The workflow of this study is described in four steps (top). In data collection and curation, binding affinity datasets (472 training data, 689 single-point mutations and 301 multiple-point mutations) and docking poses (15 Dockground and 13 ZDOCK antibody–antigen complexes) were collected and curated for evaluation of binding affinity and scoring poses. At the feature engineering step, graph-based signatures, Arpeggio interactions, free solvent accessible surface area, residue depth, secondary structure information were extracted and evaluated on collected datasets. During machine learning, all the extracted features were used for cross-validation and greedy feature selection with supervised machine learning algorithms. The performance of CSM-AB and available methods on single-point and multiple-point mutations were compared (middle). On the last step, the best performing model across both binding affinity and scoring docked poses was implemented into CSM-AB webserver. Users can predict ΔG and atomic interactions of an antibody–antigen complex via ‘affinity prediction’ mode and re-score up to 100 docked poses via ‘scoring poses’ mode (bottom)
3 Conclusions
Antibody–antigen docking approaches have been widely needed for accelerating lead characterization and optimization processes of immunotherapy development. While significant effort has been devoted to improve the performance of docking scoring functions, currently available methods show limited accuracy in predicting the binding affinity of antibody–antigen complexes.

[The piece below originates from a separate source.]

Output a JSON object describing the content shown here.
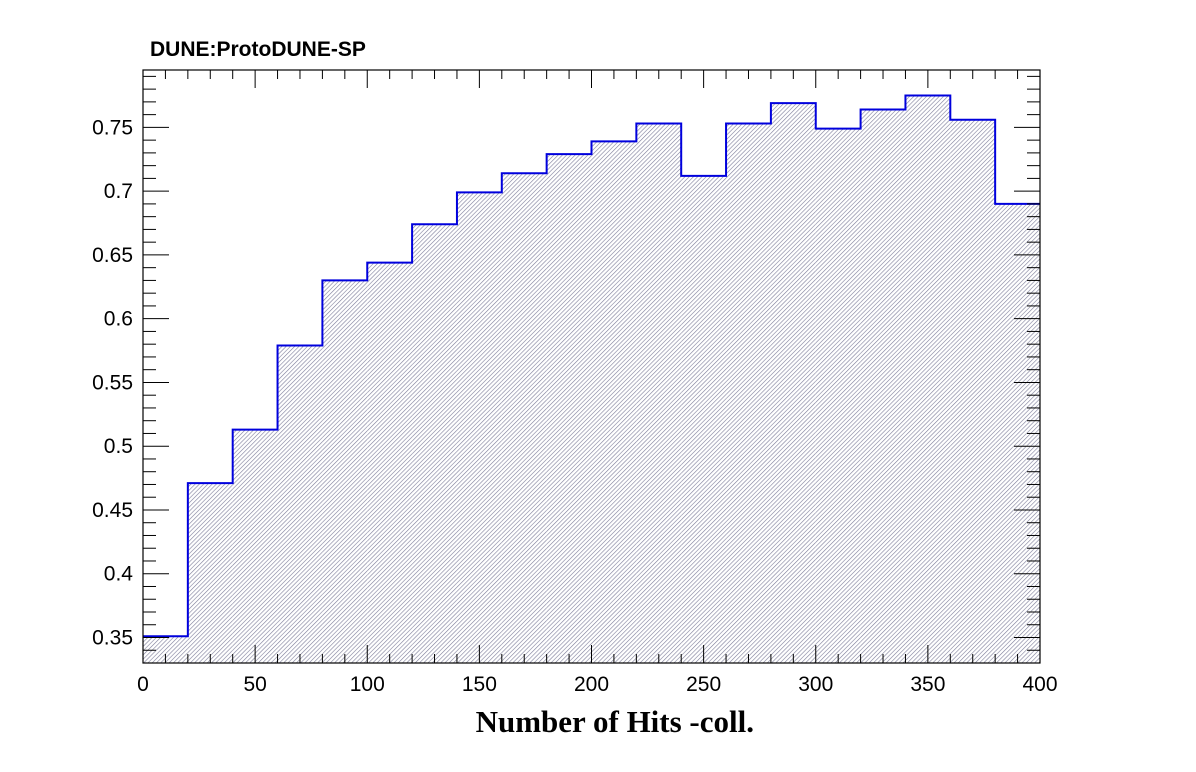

CSM-AB is a machine learning approach, taking account of structural features such as graph-based signature and atomic interactions across the antibody–antigen interface residues. Compared to other approaches, CSM-AB presented better performance on cross-validation and blind test, sets demonstrating its capability of binding affinity prediction and applicability in re-scoring docked antibody–antigen complexes. CSM-AB is available as a user-friendly web-server and API at http://biosig.unimelb.edu.au/csm_ab/.
Funding
This work was supported by an Investigator Grant from the National Health and Medical Research Council (NHMRC) of Australia [GNT1174405 to D.B.A.] and the Victorian Government's OIS Program. Y.M. was supported by the Melbourne Research Scholarship.
Conflict of Interest: none declared.